The vulnerabilities of blockchains have been understood in theory since the advent of Bitcoin a decade ago. However, as new cryptocurrencies and projects have emerged, the practical implications of these weaknesses are becoming all too real.
The Mechanics of a Blockchain
To understand the risks, it’s essential to clarify some terminology. A blockchain is a cryptographic database maintained by a network of computers, each holding an updated copy of the database. The protocol outlines the rules for how these computers, known as nodes, verify new transactions. This decentralized system is intended to make it costly and challenging to insert fraudulent information while simplifying the verification of legitimate transactions.
Complex blockchain systems can introduce new vulnerabilities during their setup.

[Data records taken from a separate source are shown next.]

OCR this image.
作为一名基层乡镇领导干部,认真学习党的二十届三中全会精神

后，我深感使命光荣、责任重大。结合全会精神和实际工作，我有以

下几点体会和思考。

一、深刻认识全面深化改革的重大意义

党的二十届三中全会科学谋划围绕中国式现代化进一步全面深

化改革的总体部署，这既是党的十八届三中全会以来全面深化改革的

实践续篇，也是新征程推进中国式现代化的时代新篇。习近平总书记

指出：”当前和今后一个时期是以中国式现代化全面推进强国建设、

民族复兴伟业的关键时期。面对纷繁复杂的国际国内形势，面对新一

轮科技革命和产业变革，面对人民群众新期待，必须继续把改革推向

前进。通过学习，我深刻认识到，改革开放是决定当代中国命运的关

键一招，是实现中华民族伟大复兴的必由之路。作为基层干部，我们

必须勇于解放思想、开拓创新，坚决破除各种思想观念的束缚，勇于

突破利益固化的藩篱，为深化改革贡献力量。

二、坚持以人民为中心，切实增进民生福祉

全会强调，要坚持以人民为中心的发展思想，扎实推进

For example, Zcash recently disclosed that it had fixed a cryptographic flaw that could have allowed attackers to create unlimited counterfeit Zcash. Although no one appears to have exploited this bug, it highlights the risks inherent in sophisticated blockchain infrastructures.
The 51% Attack
One significant vulnerability is the susceptibility to 51% attacks. Most cryptocurrencies, particularly those using a proof-of-work protocol, are prone to these attacks. In a 51% attack, a malicious entity controls a majority of the network’s mining power, enabling them to reverse transactions and create alternate versions of the blockchain. This manipulation allows the attacker to essentially double-spend their cryptocurrency.

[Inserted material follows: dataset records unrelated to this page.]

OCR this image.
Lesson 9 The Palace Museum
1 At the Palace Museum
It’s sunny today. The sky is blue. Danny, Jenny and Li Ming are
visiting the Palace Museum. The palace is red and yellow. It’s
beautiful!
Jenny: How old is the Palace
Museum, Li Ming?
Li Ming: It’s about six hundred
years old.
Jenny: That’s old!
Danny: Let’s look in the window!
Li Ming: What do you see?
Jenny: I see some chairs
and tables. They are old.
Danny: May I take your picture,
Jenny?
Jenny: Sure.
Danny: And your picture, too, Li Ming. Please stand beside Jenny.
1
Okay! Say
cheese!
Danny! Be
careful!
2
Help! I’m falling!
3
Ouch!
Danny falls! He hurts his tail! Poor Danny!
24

While attacking a well-established blockchain like Bitcoin may be prohibitively expensive—estimated at over $260,000 per hour—smaller cryptocurrencies are often much easier targets, especially when prices drop and miners leave the network, reducing its overall security. Recent attacks on lesser-known cryptocurrencies such as Verge and Vertcoin have highlighted this trend, with cumulative losses in the millions.
Smart Contract Vulnerabilities
Beyond 51% attacks, another avenue of risk lies in smart contracts. These self-executing contracts, which run on blockchain networks, can automate cryptocurrency transactions based on predetermined rules. However, vulnerabilities within these contracts can lead to significant losses, as evidenced by the infamous attack on the Decentralized Autonomous Organization (DAO) in 2016, where over $60 million was stolen due to a flaw in the smart contract’s code.
Unlike traditional software, bugs in smart contracts cannot be simply patched once they are deployed. When a vulnerability is discovered, the only recourse may be to create a new version of the blockchain, effectively rewriting history. This was the approach taken by Ethereum’s developers following the DAO hack.
Addressing the Threat
Several startups are emerging to combat these security challenges. Companies like AnChain.ai are utilizing artificial intelligence to monitor transactions and identify suspicious activity. Others, such as ChainSecurity, are focusing on formal verification methods to mathematically prove that smart contracts function as intended. These auditing processes can be time-consuming and costly, but they are essential for minimizing vulnerabilities.
Despite these advancements, the unpredictable nature of human behavior complicates the security landscape. Hackers continue to find ways to exploit smart contracts, as demonstrated by a recent theft of $4 million from a popular Ethereum-based gambling game. As the industry matures, the ongoing battle between security measures and hacking attempts will undoubtedly shape the future of blockchain technology.